Ça a changé. Les prix augmentent depuis plus de dix ans et je découvre des endroits dans la rue du Mont-Cenis, où j’ai mon studio, qu’on ne pouvait pas imaginer avant : des bars avec des dégustations, des huîtres… Mais je n’ai pas le sentiment que la population ait été remplacée, repoussée vers d’autres quartiers. Bien sûr, les loyers ont augmenté mais ça reste un quartier assez mixte. À New York, quand je vivais à Chelsea, juste au-dessus de Greenwich Village, il y avait un pâté de maisons d’immeubles anciens complètement occupés par des Latinos. Du jour au lendemain, ils ont tous disparu. Les immeubles ont été rasés et remplacés par un grand bâtiment investi par des Blancs riches. Ça, c’est un exemple de gentrification violente et préméditée. Ça n’arriverait pas ici. Il y a encore des commerçants qui sont là depuis très longtemps, certains cafés, certains kiosques… L’identité du quartier n’a pas radicalement changé. En revanche, la rue des Abbesses, plus haut sur la butte, est complètement transformée.
Dans les années 1990, les cafés comme Le Sancerre ou Le Vrai Paris n’étaient pas très chics. Aujourd’hui, ils sont très beaux, très fleuris, et beaucoup de petits commerçants ont disparu, remplacés par des boutiques chics. Le changement a été plus violent dans ce coin du 18e. Vers chez moi, c’est un changement en slow motion.
Avez-vous conscience de la fascination que New York exerce sur beaucoup de Parisiens, et particulièrement le quartier de Brooklyn dont l’esthétique infuse énormément de bars et de commerces à travers leurs agencements, leurs décorations, leurs vitrines, leurs typographies ?
Absolument ! On voit maintenant des coffee shops, des petits cafés où l’on ne sert pas d’alcool mais du jus de fruits, du thé, des pâtisseries… On se croirait à Park Slope [un quartier de Brooklyn, NDLR] ! C’est assez frappant. Mais c’est aussi un signe que le quartier reste résidentiel, avec l’envie de créer des lieux de convivialité, adaptés aux familles.
Ça ne vous agace pas, en tant qu’Américain, qu’on vous propose des concepts de commerces new-yorkais, alors que vous êtes à l’origine venu en France pour profiter des concepts parisiens ?

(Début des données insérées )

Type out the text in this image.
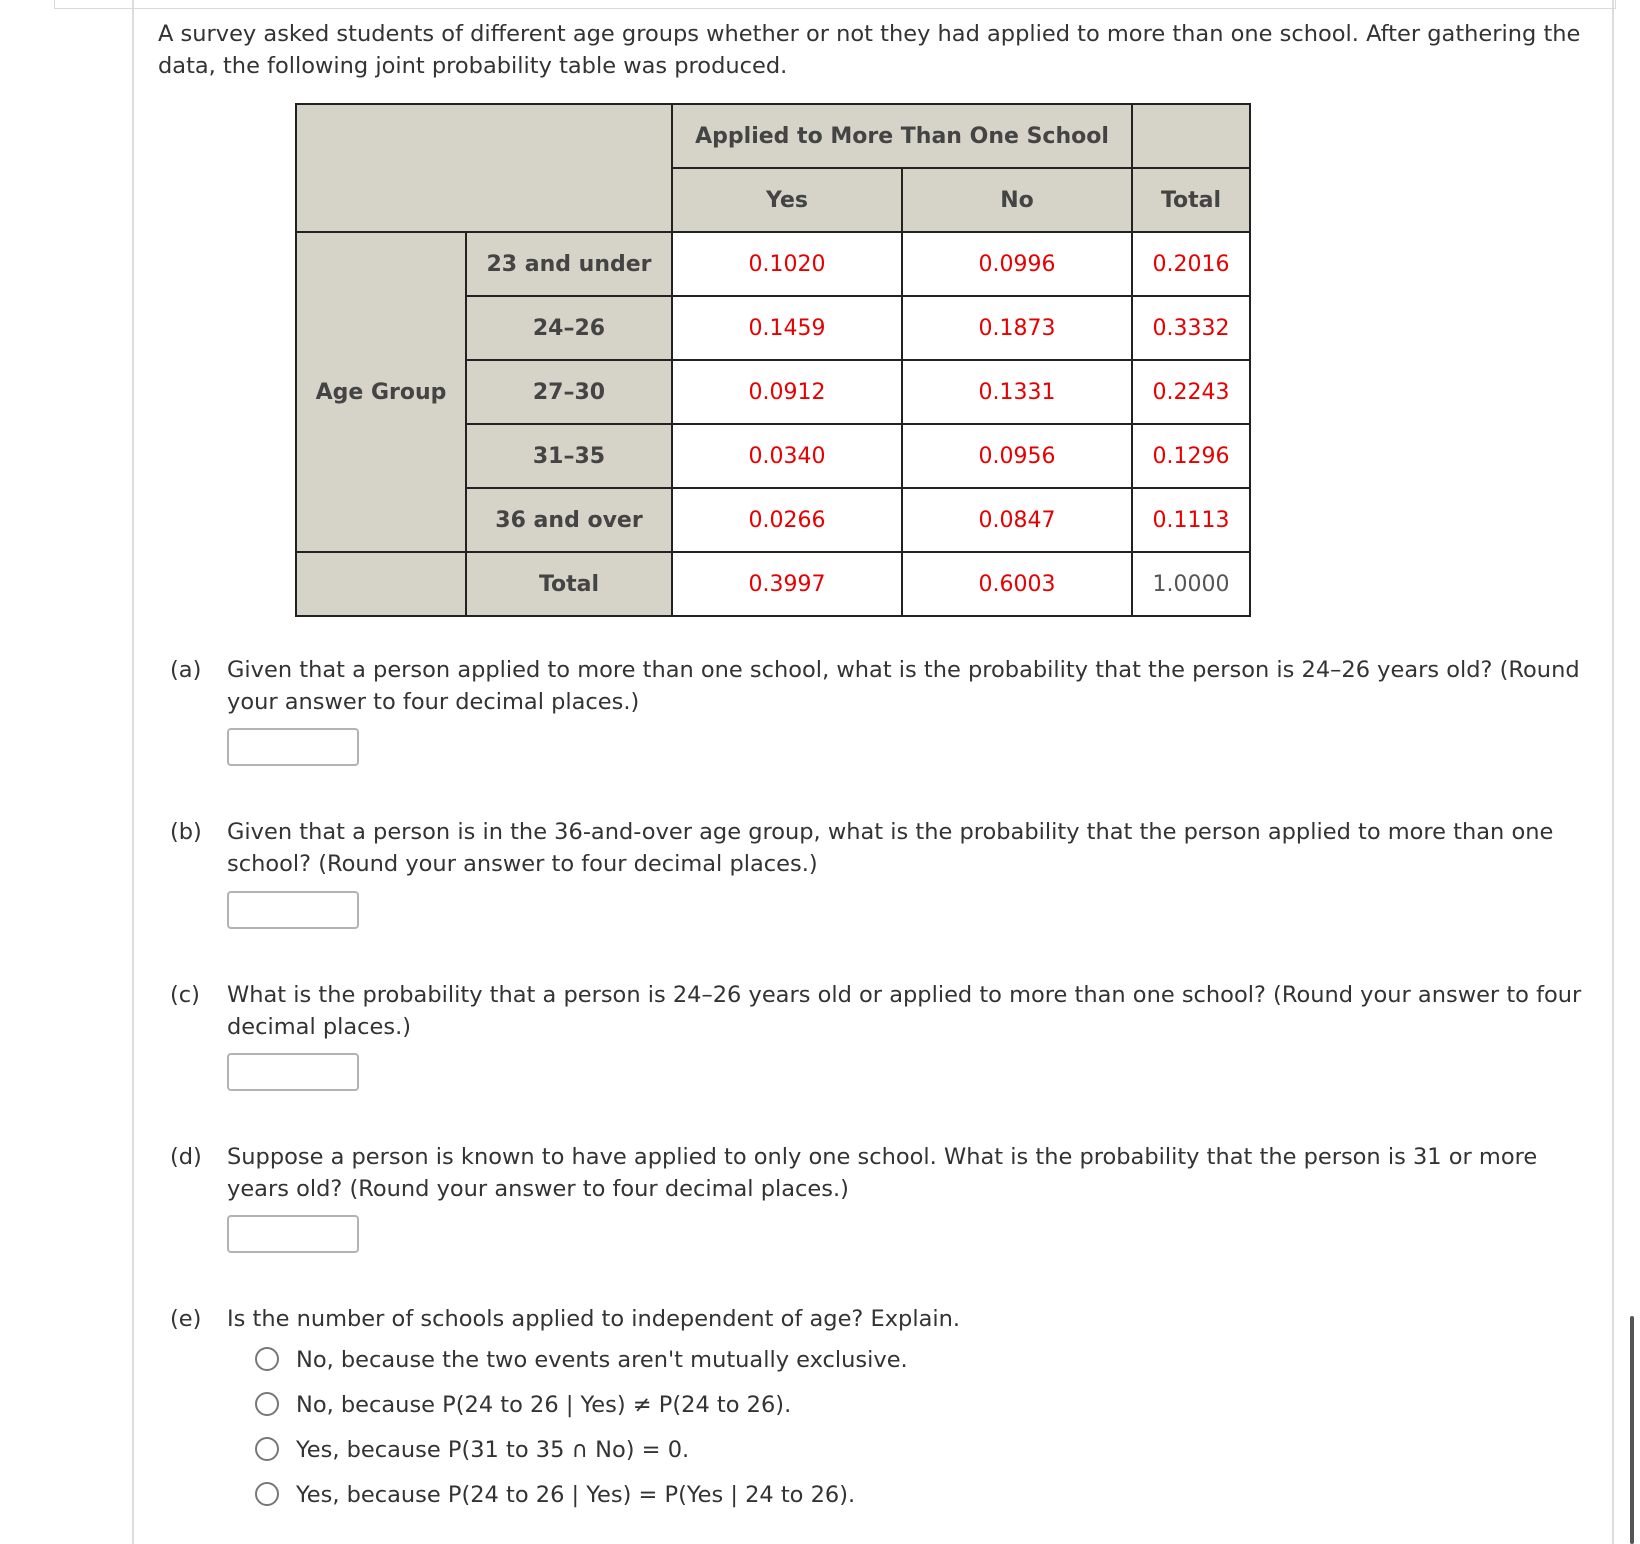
A survey asked students of different age groups whether or not they had applied to more than one school. After gathering the data, the following joint probability table was produced.

		Applied to More Than One School		
		Yes	No	Total
Age Group	23 and under	0.1020	0.0996	0.2016
	24–26	0.1459	0.1873	0.3332
	27–30	0.0912	0.1331	0.2243
	31–35	0.0340	0.0956	0.1296
	36 and over	0.0266	0.0847	0.1113
	Total	0.3997	0.6003	1.0000
(a) Given that a person applied to more than one school, what is the probability that the person is 24–26 years old? (Round your answer to four decimal places.)
(b) Given that a person is in the 36-and-over age group, what is the probability that the person applied to more than one school? (Round your answer to four decimal places.)
(c) What is the probability that a person is 24–26 years old or applied to more than one school? (Round your answer to four decimal places.)
(d) Suppose a person is known to have applied to only one school. What is the probability that the person is 31 or more years old? (Round your answer to four decimal places.)
(e) Is the number of schools applied to independent of age? Explain.
No, because the two events aren't mutually exclusive.
No, because P(24 to 26 | Yes) ≠ P(24 to 26).
Yes, because P(31 to 35 ∩ No) = 0.
Yes, because P(24 to 26 | Yes) = P(Yes | 24 to 26).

Vous savez, j’ai longtemps dit que Starbucks ne parviendrait pas à s’implanter en France. Il y en avait dans les grandes villes occidentales bien avant Paris et je pensais qu’ici, on avait déjà plein de cafés, et qu’on ne le buvait pas avec du latte mais plutôt avec du calvados !
Ç’a été un vrai choc pour moi que Starbucks arrive ici, beaucoup plus que l’apparition des petits cafés à la Brooklyn.

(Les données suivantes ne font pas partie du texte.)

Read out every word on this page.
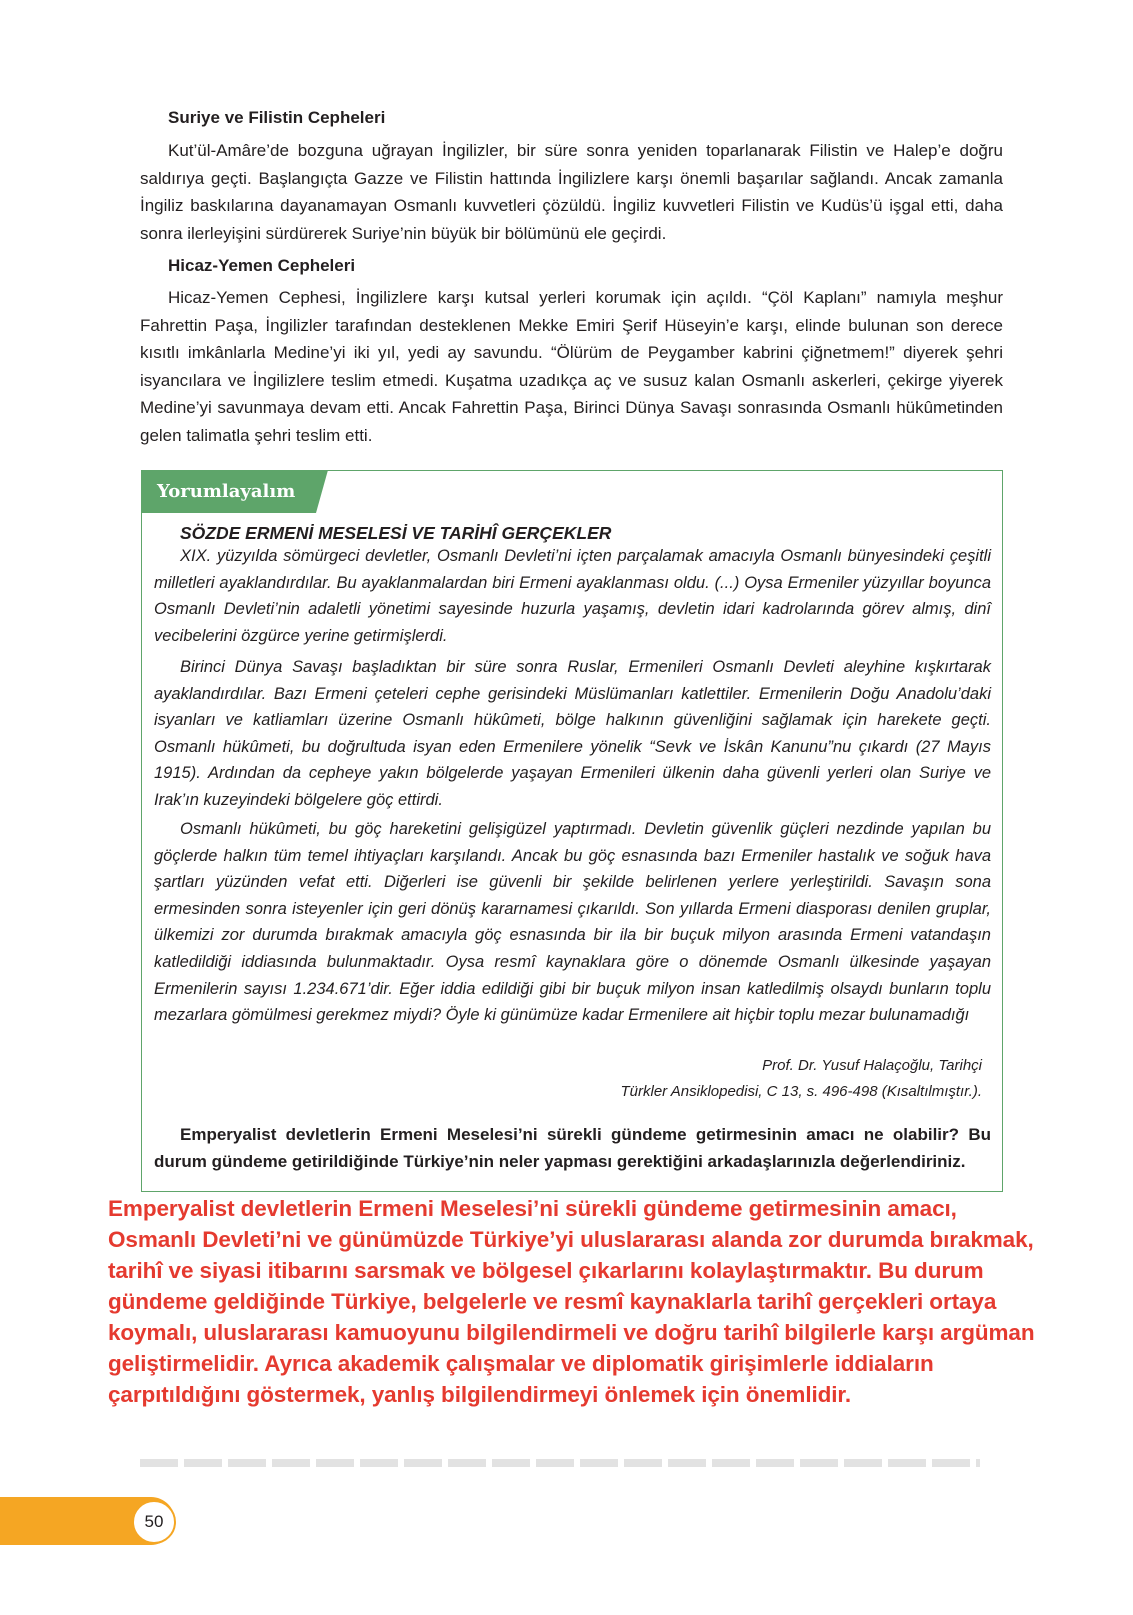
Suriye ve Filistin Cepheleri
Kut’ül-Amâre’de bozguna uğrayan İngilizler, bir süre sonra yeniden toparlanarak Filistin ve Halep’e doğru saldırıya geçti. Başlangıçta Gazze ve Filistin hattında İngilizlere karşı önemli başarılar sağlandı. Ancak zamanla İngiliz baskılarına dayanamayan Osmanlı kuvvetleri çözüldü. İngiliz kuvvetleri Filistin ve Kudüs’ü işgal etti, daha sonra ilerleyişini sürdürerek Suriye’nin büyük bir bölümünü ele geçirdi.
Hicaz-Yemen Cepheleri
Hicaz-Yemen Cephesi, İngilizlere karşı kutsal yerleri korumak için açıldı. “Çöl Kaplanı” namıyla meşhur Fahrettin Paşa, İngilizler tarafından desteklenen Mekke Emiri Şerif Hüseyin’e karşı, elinde bulunan son derece kısıtlı imkânlarla Medine’yi iki yıl, yedi ay savundu. “Ölürüm de Peygamber kabrini çiğnetmem!” diyerek şehri isyancılara ve İngilizlere teslim etmedi. Kuşatma uzadıkça aç ve susuz kalan Osmanlı askerleri, çekirge yiyerek Medine’yi savunmaya devam etti. Ancak Fahrettin Paşa, Birinci Dünya Savaşı sonrasında Osmanlı hükûmetinden gelen talimatla şehri teslim etti.
Yorumlayalım
SÖZDE ERMENİ MESELESİ VE TARİHÎ GERÇEKLER
XIX. yüzyılda sömürgeci devletler, Osmanlı Devleti’ni içten parçalamak amacıyla Osmanlı bünyesindeki çeşitli milletleri ayaklandırdılar. Bu ayaklanmalardan biri Ermeni ayaklanması oldu. (...) Oysa Ermeniler yüzyıllar boyunca Osmanlı Devleti’nin adaletli yönetimi sayesinde huzurla yaşamış, devletin idari kadrolarında görev almış, dinî vecibelerini özgürce yerine getirmişlerdi.
Birinci Dünya Savaşı başladıktan bir süre sonra Ruslar, Ermenileri Osmanlı Devleti aleyhine kışkırtarak ayaklandırdılar. Bazı Ermeni çeteleri cephe gerisindeki Müslümanları katlettiler. Ermenilerin Doğu Anadolu’daki isyanları ve katliamları üzerine Osmanlı hükûmeti, bölge halkının güvenliğini sağlamak için harekete geçti. Osmanlı hükûmeti, bu doğrultuda isyan eden Ermenilere yönelik “Sevk ve İskân Kanunu”nu çıkardı (27 Mayıs 1915). Ardından da cepheye yakın bölgelerde yaşayan Ermenileri ülkenin daha güvenli yerleri olan Suriye ve Irak’ın kuzeyindeki bölgelere göç ettirdi.
Osmanlı hükûmeti, bu göç hareketini gelişigüzel yaptırmadı. Devletin güvenlik güçleri nezdinde yapılan bu göçlerde halkın tüm temel ihtiyaçları karşılandı. Ancak bu göç esnasında bazı Ermeniler hastalık ve soğuk hava şartları yüzünden vefat etti. Diğerleri ise güvenli bir şekilde belirlenen yerlere yerleştirildi. Savaşın sona ermesinden sonra isteyenler için geri dönüş kararnamesi çıkarıldı. Son yıllarda Ermeni diasporası denilen gruplar, ülkemizi zor durumda bırakmak amacıyla göç esnasında bir ila bir buçuk milyon arasında Ermeni vatandaşın katledildiği iddiasında bulunmaktadır. Oysa resmî kaynaklara göre o dönemde Osmanlı ülkesinde yaşayan Ermenilerin sayısı 1.234.671’dir. Eğer iddia edildiği gibi bir buçuk milyon insan katledilmiş olsaydı bunların toplu mezarlara gömülmesi gerekmez miydi? Öyle ki günümüze kadar Ermenilere ait hiçbir toplu mezar bulunamadığı
Prof. Dr. Yusuf Halaçoğlu, Tarihçi
Türkler Ansiklopedisi, C 13, s. 496-498 (Kısaltılmıştır.).
Emperyalist devletlerin Ermeni Meselesi’ni sürekli gündeme getirmesinin amacı ne olabilir? Bu durum gündeme getirildiğinde Türkiye’nin neler yapması gerektiğini arkadaşlarınızla değerlendiriniz.
Emperyalist devletlerin Ermeni Meselesi’ni sürekli gündeme getirmesinin amacı, Osmanlı Devleti’ni ve günümüzde Türkiye’yi uluslararası alanda zor durumda bırakmak, tarihî ve siyasi itibarını sarsmak ve bölgesel çıkarlarını kolaylaştırmaktır. Bu durum gündeme geldiğinde Türkiye, belgelerle ve resmî kaynaklarla tarihî gerçekleri ortaya koymalı, uluslararası kamuoyunu bilgilendirmeli ve doğru tarihî bilgilerle karşı argüman geliştirmelidir. Ayrıca akademik çalışmalar ve diplomatik girişimlerle iddiaların çarpıtıldığını göstermek, yanlış bilgilendirmeyi önlemek için önemlidir.
50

Starbucks, c’était ça le début du vrai changement.
NEW YORK MADE IN FRANCE
Viper’s Dream est le premier volet d’une série de romans à paraître chez Rivages/Noir sous le label « New York made in France ».
Chaque récit sera écrit par un auteur différent qui explorera à chaque fois un nouveau quartier de Big Apple.
Le prochain, qui se situera dans le Queens, sortira en juin 2022 et sera signé Karim Madani.
Par la suite, Vincent Ostria plantera son décor à Brooklyn Heights et Dominique Forma à Times Square.